The USDA’s Agricultural Land Values and Cash Rents Annual Summary, released Aug. 4, shows U.S. farm property losing some value over the past year, after more than two decades of steady gains.
Farm real estate values, a measurement of the value of all land and buildings on farms, averaged $2,100 per acre on Jan. 1, down 3.2 percent from 2008. The 3.2 percent decrease from 2008 is the first decline in farm real estate value since 1987, according to the report.
Regional changes in the average value of farm real estate ranged from virtually no change in the Northern and Southern Plains regions to an 11 percent decline in the Mountain region. The highest farm real estate values remained in the Northeast region at $4,830 per acre. The Mountain region had the lowest farm real estate value, $922 per acre.

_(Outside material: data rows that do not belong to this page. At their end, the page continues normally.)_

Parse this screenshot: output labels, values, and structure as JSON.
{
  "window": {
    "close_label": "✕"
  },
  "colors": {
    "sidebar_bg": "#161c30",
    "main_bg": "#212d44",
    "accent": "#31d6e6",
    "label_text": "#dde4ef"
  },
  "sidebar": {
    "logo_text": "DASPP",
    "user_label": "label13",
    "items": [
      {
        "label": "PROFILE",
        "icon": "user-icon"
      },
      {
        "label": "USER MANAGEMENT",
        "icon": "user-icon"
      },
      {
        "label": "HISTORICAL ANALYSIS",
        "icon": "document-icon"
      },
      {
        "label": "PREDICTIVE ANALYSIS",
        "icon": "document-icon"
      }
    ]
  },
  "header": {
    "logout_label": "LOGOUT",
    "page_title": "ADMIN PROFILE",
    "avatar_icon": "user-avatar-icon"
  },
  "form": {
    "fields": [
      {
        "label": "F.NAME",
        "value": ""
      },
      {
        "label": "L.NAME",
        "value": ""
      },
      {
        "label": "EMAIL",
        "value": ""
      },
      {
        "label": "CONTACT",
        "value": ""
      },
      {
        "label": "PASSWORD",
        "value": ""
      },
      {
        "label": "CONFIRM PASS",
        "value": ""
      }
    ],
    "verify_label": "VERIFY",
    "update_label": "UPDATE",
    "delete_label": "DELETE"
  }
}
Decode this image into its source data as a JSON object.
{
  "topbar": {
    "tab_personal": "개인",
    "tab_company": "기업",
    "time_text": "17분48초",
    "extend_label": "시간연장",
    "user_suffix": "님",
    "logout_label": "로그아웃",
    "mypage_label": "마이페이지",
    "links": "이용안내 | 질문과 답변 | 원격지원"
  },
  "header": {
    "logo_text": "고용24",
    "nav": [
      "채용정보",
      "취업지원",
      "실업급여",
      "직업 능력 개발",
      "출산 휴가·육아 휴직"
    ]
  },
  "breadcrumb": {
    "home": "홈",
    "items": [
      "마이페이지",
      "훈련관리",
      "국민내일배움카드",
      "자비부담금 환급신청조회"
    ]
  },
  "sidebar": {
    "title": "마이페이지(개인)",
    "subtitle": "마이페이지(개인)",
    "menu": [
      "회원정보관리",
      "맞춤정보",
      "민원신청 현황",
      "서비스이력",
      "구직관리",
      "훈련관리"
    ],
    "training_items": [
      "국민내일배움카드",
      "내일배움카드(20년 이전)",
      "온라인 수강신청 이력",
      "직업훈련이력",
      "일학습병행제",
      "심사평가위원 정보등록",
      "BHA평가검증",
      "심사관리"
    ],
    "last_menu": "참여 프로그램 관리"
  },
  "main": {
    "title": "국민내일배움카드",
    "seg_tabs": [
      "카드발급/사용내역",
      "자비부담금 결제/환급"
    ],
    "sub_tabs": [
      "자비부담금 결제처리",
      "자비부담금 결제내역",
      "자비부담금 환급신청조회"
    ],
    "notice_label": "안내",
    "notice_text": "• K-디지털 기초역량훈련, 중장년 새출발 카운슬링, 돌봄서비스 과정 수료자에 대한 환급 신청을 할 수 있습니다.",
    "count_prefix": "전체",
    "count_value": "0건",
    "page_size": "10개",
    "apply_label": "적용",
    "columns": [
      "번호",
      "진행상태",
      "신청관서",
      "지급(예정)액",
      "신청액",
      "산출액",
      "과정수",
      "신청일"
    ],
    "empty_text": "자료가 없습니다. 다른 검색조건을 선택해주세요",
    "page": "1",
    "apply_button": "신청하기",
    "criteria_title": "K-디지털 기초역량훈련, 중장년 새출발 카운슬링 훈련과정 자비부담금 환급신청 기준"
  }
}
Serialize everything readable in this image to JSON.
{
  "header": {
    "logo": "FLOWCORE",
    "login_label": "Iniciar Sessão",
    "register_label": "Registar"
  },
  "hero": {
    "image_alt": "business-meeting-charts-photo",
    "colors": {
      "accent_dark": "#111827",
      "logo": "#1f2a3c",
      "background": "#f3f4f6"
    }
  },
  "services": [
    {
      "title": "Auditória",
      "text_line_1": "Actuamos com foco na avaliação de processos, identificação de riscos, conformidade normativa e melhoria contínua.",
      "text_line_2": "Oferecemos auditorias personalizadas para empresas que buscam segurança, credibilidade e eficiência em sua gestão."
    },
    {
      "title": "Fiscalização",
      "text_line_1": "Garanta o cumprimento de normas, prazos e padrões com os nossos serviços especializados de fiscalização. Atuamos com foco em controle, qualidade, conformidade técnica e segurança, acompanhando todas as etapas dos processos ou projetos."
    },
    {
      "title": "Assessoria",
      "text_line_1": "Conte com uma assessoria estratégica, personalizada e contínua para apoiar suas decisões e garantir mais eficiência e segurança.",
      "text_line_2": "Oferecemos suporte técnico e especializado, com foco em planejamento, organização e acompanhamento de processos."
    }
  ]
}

Both cropland and pasture values are down from the previous year. Cropland values declined by $110 per acre (3.9 percent) to $2,650 per acre.
In the Cornbelt region, the average cropland value decreased 4.0 percent from the previous year, to $3,870 per acre. However, in the Northern Plains and Delta regions, cropland values rose 1.6 percent and 0.6 percent, respectively.
Pasture value declined by $20 per acre (1.8 percent) from 2008 to $1,070 per acre. The Mountain region had the largest percentage decrease in pasture value, 16 percent below 2008.
The report notes that contraction in the overall economy has caused less commercial and residential development in many regions. Livestock and crop commodity prices have declined from a year earlier, thus producers and investors are less optimistic than a year ago. A decrease in the demand for recreational land has also contributed to the overall decrease in land values.